The Low Cost Of (Guitar) Heroism

Legend has it that the iconic blues guitarist Robert Johnson was granted his otherworldly chops by Satan himself, at a deal forged at a Mississippi crossroads. The price was his soul. In 2007, one does not have to cut such a hard bargain to get the unique rush of being a guitar god. You don't even have to sit in your room and practice for months on end. All you need is a PlayStation 2, a special game controller that looks like a tiny Gibson model SG and software called Guitar Hero 2. Within 10 minutes, you will be shredding heavy metal. As you get more adept at the game you will be ecstatically channeling Eddie Van Halen. All this with no strings attached.

By allowing more than 2 million gamers to become ax slingers without the years of practice involved, Guitar Hero has become a cultural phenomenon. Technically, you are not creating music by pushing buttons on the fret board of the game controller (which button to push is dictated by similarly colored dots that scroll on your screen at higher and higher speeds). Hitting the right button at the right time simply unlocks music that real guitarists created using real guitars. Yet the illusion is given that you are actually making the sounds yourself. "It's cracked the code of music playing, giving you the rhythmic, emotional feel you get from playing guitar," says Van Toffler, president of MTV's music group. (MTV liked the game so much that it bought Harmonix, the software company that developed it.) One Guitar Hero junkie, Detroit Tigers reliever Joel Zumaya, spent so many hours playing the game that the resulting wrist inflammation kept him out of three postseason games. And surprisingly, some of the most avid fans of this faux musician exercise are actual musicians; the game is a fixture on tour buses. Ed Robertson, lead guitarist of Barenaked Ladies, recently told The New York Times that he was so engrossed in a Guitar Hero solo of "Free Bird" that he barely made it onstage for a real concert.

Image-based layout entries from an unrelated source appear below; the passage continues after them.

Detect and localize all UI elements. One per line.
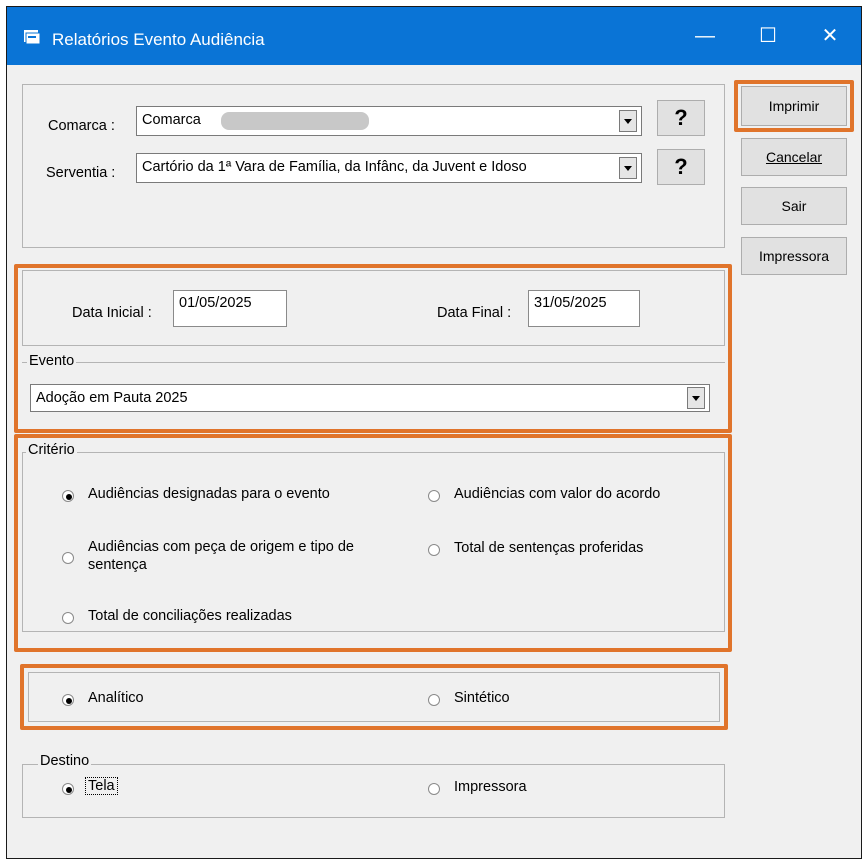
chevron-down-icon (692, 396, 700, 401)
close-icon: ✕ (821, 25, 839, 47)
maximize-button[interactable]: ☐ (738, 7, 798, 65)
destination-printer-radio[interactable] (428, 783, 440, 795)
event-dropdown-arrow[interactable] (687, 387, 705, 409)
criteria-label-conciliacoes: Total de conciliações realizadas (88, 608, 292, 624)
analytic-label: Analítico (88, 690, 144, 706)
criteria-radio-valor-acordo[interactable] (428, 490, 440, 502)
destination-screen-label: Tela (85, 777, 118, 795)
start-date-label: Data Inicial : (72, 305, 152, 321)
window-title: Relatórios Evento Audiência (52, 30, 265, 49)
help-icon: ? (674, 105, 688, 130)
criteria-label-valor-acordo: Audiências com valor do acordo (454, 486, 661, 502)
criteria-radio-designadas[interactable] (62, 490, 74, 502)
serventia-dropdown-arrow[interactable] (619, 157, 637, 179)
minimize-icon: — (695, 25, 715, 47)
comarca-dropdown-arrow[interactable] (619, 110, 637, 132)
chevron-down-icon (624, 166, 632, 171)
minimize-button[interactable]: — (675, 7, 735, 65)
exit-button-label: Sair (781, 198, 807, 214)
help-icon: ? (674, 154, 688, 179)
start-date-input[interactable]: 01/05/2025 (173, 290, 287, 327)
criteria-radio-peca-origem[interactable] (62, 552, 74, 564)
redacted-text (221, 112, 369, 130)
criteria-radio-sentencas[interactable] (428, 544, 440, 556)
serventia-value: Cartório da 1ª Vara de Família, da Infân… (142, 159, 527, 175)
destination-screen-radio[interactable] (62, 783, 74, 795)
printer-settings-button[interactable]: Impressora (741, 237, 847, 275)
event-select[interactable]: Adoção em Pauta 2025 (30, 384, 710, 412)
destination-group (22, 764, 725, 818)
destination-printer-label: Impressora (454, 779, 527, 795)
criteria-legend: Critério (26, 442, 77, 458)
end-date-label: Data Final : (437, 305, 512, 321)
serventia-label: Serventia : (46, 165, 116, 181)
window-icon (23, 28, 43, 46)
comarca-select[interactable]: Comarca (136, 106, 642, 136)
synthetic-radio[interactable] (428, 694, 440, 706)
criteria-label-peca-origem: Audiências com peça de origem e tipo de … (88, 539, 354, 573)
serventia-select[interactable]: Cartório da 1ª Vara de Família, da Infân… (136, 153, 642, 183)
analytic-radio[interactable] (62, 694, 74, 706)
end-date-input[interactable]: 31/05/2025 (528, 290, 640, 327)
synthetic-label: Sintético (454, 690, 510, 706)
comarca-help-button[interactable]: ? (657, 100, 705, 136)
exit-button[interactable]: Sair (741, 187, 847, 225)
destination-legend: Destino (38, 753, 92, 769)
print-button[interactable]: Imprimir (741, 86, 847, 126)
print-button-label: Imprimir (768, 98, 820, 114)
comarca-label: Comarca : (48, 118, 115, 134)
event-legend: Evento (27, 353, 77, 369)
chevron-down-icon (624, 119, 632, 124)
event-value: Adoção em Pauta 2025 (36, 390, 188, 406)
maximize-icon: ☐ (759, 25, 777, 47)
close-button[interactable]: ✕ (800, 7, 860, 65)
criteria-radio-conciliacoes[interactable] (62, 612, 74, 624)
cancel-button[interactable]: Cancelar (741, 138, 847, 176)
criteria-label-sentencas: Total de sentenças proferidas (454, 540, 644, 556)
printer-settings-button-label: Impressora (758, 248, 830, 264)
criteria-label-designadas: Audiências designadas para o evento (88, 486, 330, 502)
comarca-value: Comarca (142, 112, 201, 128)
cancel-button-label: Cancelar (765, 149, 823, 165)
serventia-help-button[interactable]: ? (657, 149, 705, 185)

Clearly, Guitar Hero is fun. But by bestowing the rewards of virtuosity to those who haven't spent years to earn it, is it dumbing down musicianship? If a teenager can easily become a make-believe guitar hero, does that mean he won't ever bother to master the real thing?

Alex Rigopulos, CEO of Harmonix, says that the intent of Guitar Hero is to provide the thrills of real musicianship to those who would not otherwise have the opportunity. "Almost everyone who takes up guitar quits after a few months," he says. "For me, learning to play the guitar solo to 'Bark at the Moon' would take five years, and even then I couldn't do it right. But spending two or three weeks learning to do it on Guitar Hero is not too much time--and I'll really be able to feel like I'm playing it." In that sense it's no different from other experiences made virtually accessible by the computer, from being a World War II sniper to playing golf like Tiger Woods.

What's more, as digital technology becomes deeply integrated into "real" instruments, we can expect the shortcuts to virtuosity that we see in Guitar Hero to become commonplace in music. "One of the issues that musical instruments have is that they're difficult to learn," says Henry Juszkiewicz, CEO of Gibson Guitar, which is aggressively integrating computer technology into new product lines. "Building calluses and pains-takingly learning all the musical fingering is not creative, but is the discipline to get the creative rewards ... In the future we want to reduce the crap you have to deal with to allow people access to that creativity." It sounds great--just as the Devil's offer must have struck Robert Johnson at the crossroads.